Danforth is an applied mathematician interested in modeling a variety of physical, biological, and social phenomenon. He has applied principles of chaos theory to improve weather forecasts as a member of the Mathematics and Climate Research Network, and developed a real-time remote sensor of global happiness using messages from Twitter: the Hedonometer. Danforth co-runs the Computational Story Lab with Peter Dodds, and helps run UVM's reading group on complexity.
Laurent studies the interaction of structure and dynamics. His research involves network theory, statistical physics and nonlinear dynamics along with their applications in epidemiology, ecology, biology, and sociology. Recent projects include comparing complex networks of different nature, the coevolution of human behavior and infectious diseases, understanding the role of forest shape in determining stability of tropical forests, as well as the impact of echo chambers in political discussions.
Hines' work broadly focuses on finding ways to make electric energy more reliable, more affordable, with less environmental impact.

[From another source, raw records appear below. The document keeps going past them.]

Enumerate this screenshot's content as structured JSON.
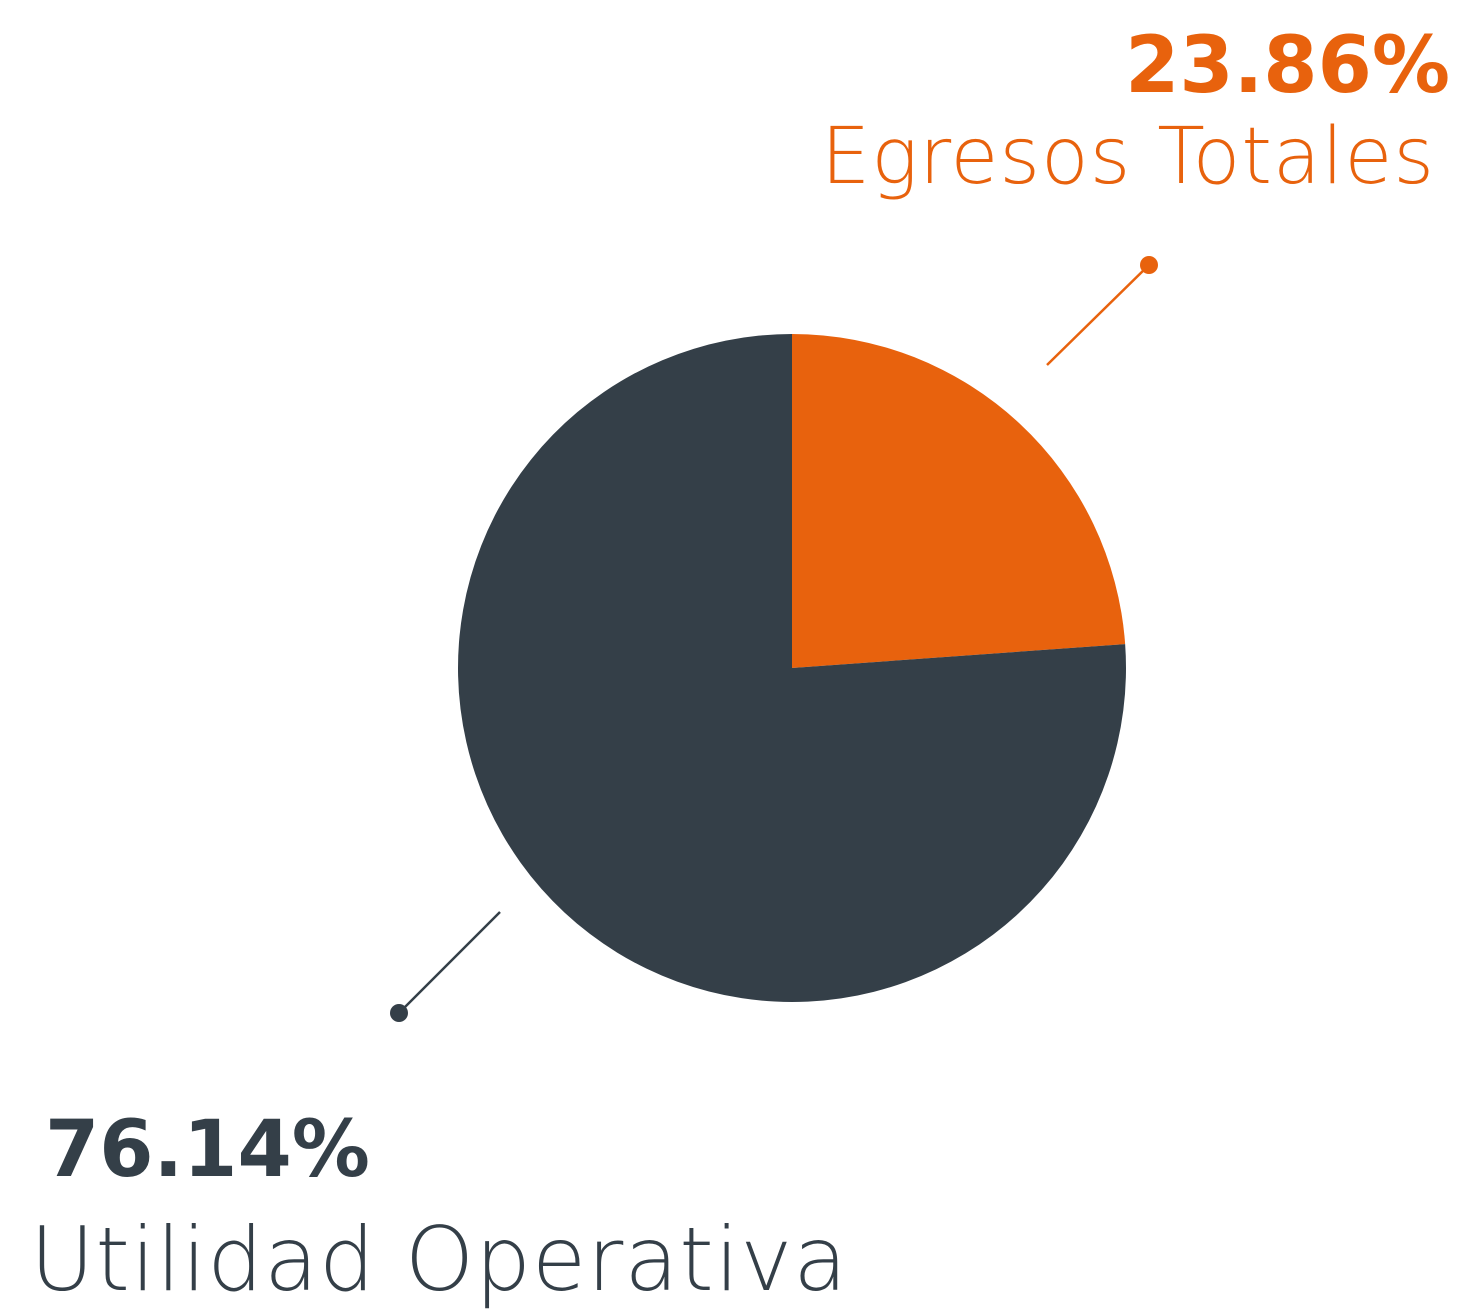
{
  "chart_data": {
    "type": "pie",
    "categories": [
      "Egresos Totales",
      "Utilidad Operativa"
    ],
    "values": [
      23.86,
      76.14
    ],
    "value_labels": [
      "23.86%",
      "76.14%"
    ],
    "colors": [
      "#e8620d",
      "#343f48"
    ]
  }
}
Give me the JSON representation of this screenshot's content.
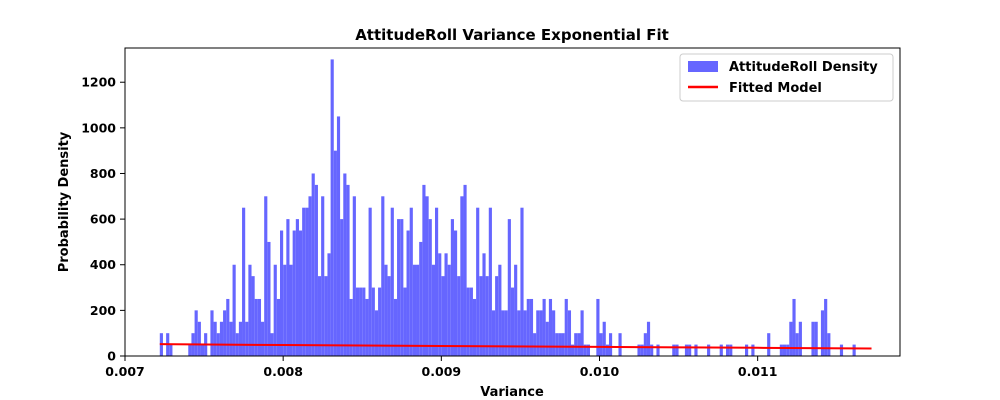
{
  "chart_data": {
    "type": "bar",
    "title": "AttitudeRoll Variance Exponential Fit",
    "xlabel": "Variance",
    "ylabel": "Probability Density",
    "xlim": [
      0.007,
      0.0119
    ],
    "ylim": [
      0,
      1350
    ],
    "xticks": [
      0.007,
      0.008,
      0.009,
      0.01,
      0.011
    ],
    "xtick_labels": [
      "0.007",
      "0.008",
      "0.009",
      "0.010",
      "0.011"
    ],
    "yticks": [
      0,
      200,
      400,
      600,
      800,
      1000,
      1200
    ],
    "ytick_labels": [
      "0",
      "200",
      "400",
      "600",
      "800",
      "1000",
      "1200"
    ],
    "grid": false,
    "legend_position": "top-right",
    "bin_start": 0.00722,
    "bin_width": 2e-05,
    "series": [
      {
        "name": "AttitudeRoll Density",
        "kind": "histogram",
        "color": "#6666ff",
        "values": [
          100,
          0,
          100,
          50,
          0,
          0,
          0,
          0,
          0,
          50,
          100,
          200,
          150,
          50,
          100,
          0,
          200,
          150,
          100,
          150,
          200,
          250,
          150,
          400,
          100,
          150,
          650,
          150,
          400,
          350,
          250,
          250,
          150,
          700,
          500,
          100,
          400,
          250,
          550,
          400,
          600,
          400,
          550,
          600,
          550,
          650,
          650,
          700,
          800,
          750,
          350,
          700,
          350,
          450,
          1300,
          900,
          1050,
          600,
          800,
          750,
          250,
          700,
          300,
          300,
          300,
          250,
          650,
          300,
          200,
          300,
          700,
          400,
          350,
          650,
          250,
          600,
          600,
          300,
          550,
          650,
          400,
          400,
          500,
          750,
          700,
          600,
          400,
          650,
          450,
          350,
          450,
          400,
          600,
          550,
          350,
          700,
          750,
          300,
          300,
          250,
          650,
          350,
          450,
          350,
          650,
          200,
          350,
          400,
          200,
          200,
          600,
          300,
          400,
          200,
          650,
          200,
          250,
          250,
          100,
          200,
          200,
          250,
          150,
          250,
          200,
          100,
          100,
          100,
          250,
          200,
          50,
          100,
          100,
          200,
          50,
          50,
          0,
          0,
          250,
          100,
          150,
          50,
          100,
          0,
          0,
          100,
          0,
          0,
          0,
          0,
          0,
          50,
          50,
          100,
          150,
          50,
          0,
          50,
          0,
          0,
          0,
          0,
          50,
          50,
          0,
          0,
          50,
          50,
          0,
          50,
          0,
          0,
          0,
          50,
          0,
          0,
          0,
          50,
          0,
          50,
          50,
          0,
          0,
          0,
          0,
          50,
          0,
          50,
          0,
          0,
          0,
          0,
          100,
          0,
          0,
          0,
          50,
          50,
          50,
          150,
          250,
          100,
          150,
          0,
          0,
          0,
          150,
          150,
          0,
          200,
          250,
          100,
          0,
          0,
          0,
          50,
          0,
          0,
          0,
          50,
          0,
          0
        ]
      },
      {
        "name": "Fitted Model",
        "kind": "line",
        "color": "#ff0000",
        "x": [
          0.00722,
          0.008,
          0.009,
          0.01,
          0.011,
          0.01172
        ],
        "y": [
          52,
          48,
          44,
          40,
          36,
          33
        ]
      }
    ]
  }
}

Particular topics of interest include understanding the mechanisms by which small problems in the power grid become large blackouts, identifying and mitigating the stresses caused by large amounts of electric vehicle charging, and quantifying the impact of high penetrations of wind/solar on electricity systems.
Bagrow's interests include: Complex Networks (community detection, social modeling and human dynamics, statistical phenomena, graph similarity and isomorphism), Statistical Physics (non-equilibrium methods, phase transitions, percolation, interacting particle systems, spin glasses), and Optimization(glassy techniques such as simulated/quantum annealing, (non-gradient) minimization of noisy objective functions).